Vianna enfatiza que o produto ilegal compete com a madeira licenciada, prejudicando todo o setor, tanto na redução de preço quanto em termos reputacionais, o que dificulta também o acesso a mercados com maiores valores. “A atividade madeireira licenciada é importante para o Estado e a sociedade, pois gera arrecadação de impostos, empregos e movimenta recursos relacionados a sua cadeia. Ainda, permite a manutenção da cobertura florestal e, quando realizado por populações tradicionais, gera renda e proteção dos territórios”, pontua Vianna.
Áreas Protegidas
O Simex também observou que a maior parte da exploração madeireira não autorizada entre 2022 e 2023 foi detectada em Imóveis Rurais Privados com Cadastro Ambiental Rural (CAR), com 30,1 mil ha. O levantamento aponta ainda que 17%, ou 6,4 mil hectares de floresta foram explorados de maneira ilegal em Terras Indígenas (TIs); enquanto 3% (ou 1,1 mil ha) foram em Áreas Não Destinadas e 1% (ou 554 hectares) em Unidades de Conservação (UCs).

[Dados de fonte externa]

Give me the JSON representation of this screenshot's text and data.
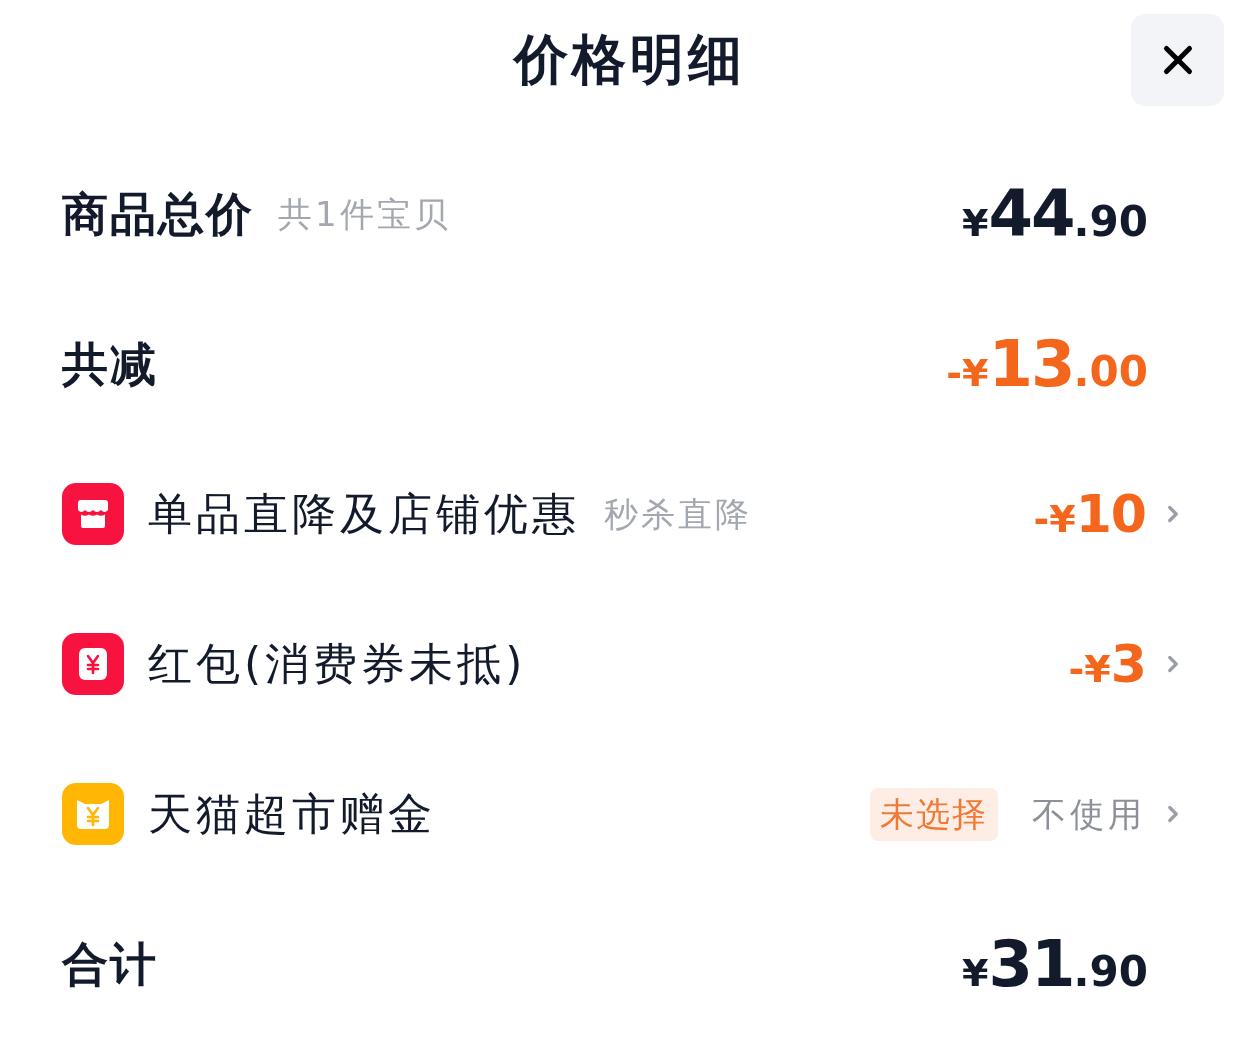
{
  "header": {
    "title": "价格明细"
  },
  "rows": [
    {
      "kind": "summary",
      "label": "商品总价",
      "note": "共1件宝贝",
      "amount": {
        "prefix": "¥",
        "main": "44",
        "fraction": ".90",
        "highlighted": false
      }
    },
    {
      "kind": "summary",
      "label": "共减",
      "amount": {
        "prefix": "-¥",
        "main": "13",
        "fraction": ".00",
        "highlighted": true
      }
    },
    {
      "kind": "store_discount",
      "label": "单品直降及店铺优惠",
      "note": "秒杀直降",
      "amount": {
        "prefix": "-¥",
        "main": "10",
        "highlighted": true
      }
    },
    {
      "kind": "red_packet",
      "label": "红包(消费券未抵)",
      "amount": {
        "prefix": "-¥",
        "main": "3",
        "highlighted": true
      }
    },
    {
      "kind": "supermarket_credit",
      "label": "天猫超市赠金",
      "tag": "未选择",
      "value": "不使用"
    },
    {
      "kind": "summary",
      "label": "合计",
      "amount": {
        "prefix": "¥",
        "main": "31",
        "fraction": ".90",
        "highlighted": false
      }
    }
  ]
}
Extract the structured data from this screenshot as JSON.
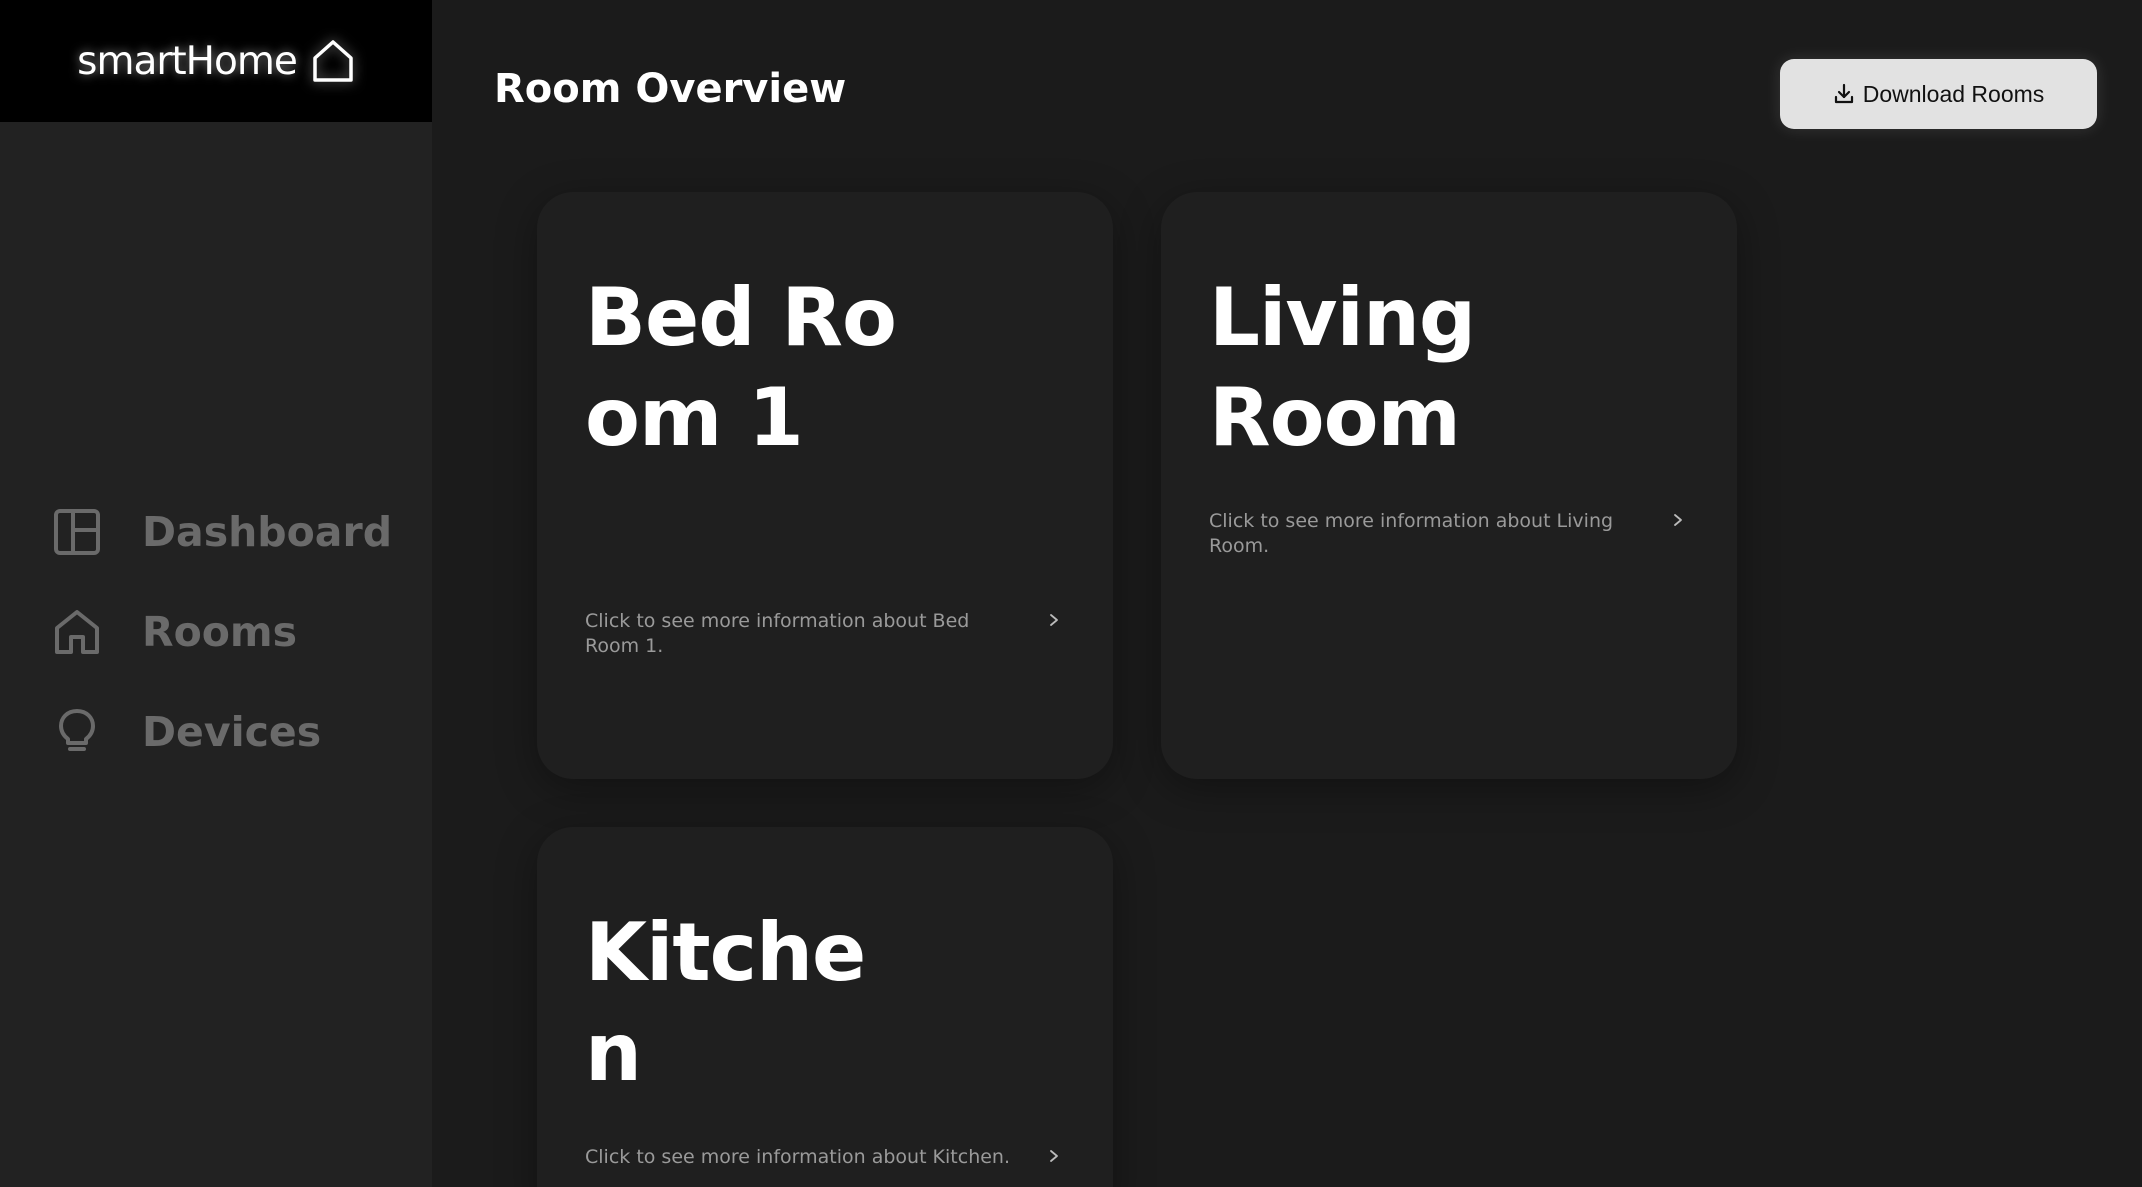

Outro ponto de atenção do levantamento diz respeito às TIs na Amazônia, que registraram os maiores índices de exploração ilegal de madeira, somando 6,4 mil ha.
A TI Tenharim Marmelos foi a mais afetada, com 3,4 mil ha de floresta extraídos ilegalmente, seguida pela Kaxarari, com 2,6 mil ha, e pela Jacareúba-Katawixi, com 395 ha. A TI Jacareúba-Katawixi, localizada na área de influência da BR-319, é habitada pelos Isolados do Katawixi, e seu processo de homologação já se arrasta há 17 anos.
No que diz respeito às UCs, os Parques Nacionais (Parna) Mapinguari e dos Campos Amazônicos foram os mais impactados, com 277 hectares explorados ilegalmente em cada um. Essas áreas são de proteção integral, onde é permitida apenas a utilização indireta dos recursos naturais, com o objetivo de preservar a biodiversidade e evitar a degradação dos ecossistemas.
“Para reverter esse quadro, é necessário em âmbito federal o fortalecimento de fiscalizações em Terras Indígenas e Unidades de Conservação Federais, além do fortalecimento de ações conjuntas com o governo do estado, principalmente, ações em campo. Já em âmbito estadual, é necessário o fortalecimento do Ipaam com aportes de recursos para ampliação de quadro técnico e para melhoria estrutural visando maior celeridade para os processos de licenciamento e maior transparência de dados, assim como, é necessário maiores recursos para realização de operações em campo otimizadas pelo uso de ferramentas de sensoriamento remoto”, completa André Vianna, do Idesam.
Formado pela rede de instituições de pesquisa ambiental integrada pelo Imazon, Idesam, Imaflora e ICV, o Simex se baseia em ferramentas de análise geoespacial e inteligência geográfica, utilizando dados da Secretaria de Estado de Meio Ambiente do Amazonas (Sema-AM) e do SisCOM, do Ibama.
No entanto, a falta de atualização do SisCOM e a ausência de dados do Amazonas podem ter gerado inconsistências nos resultados, que foram obtidos analisando extrações madeireiras ocorridas entre agosto de 2022 e julho de 2023.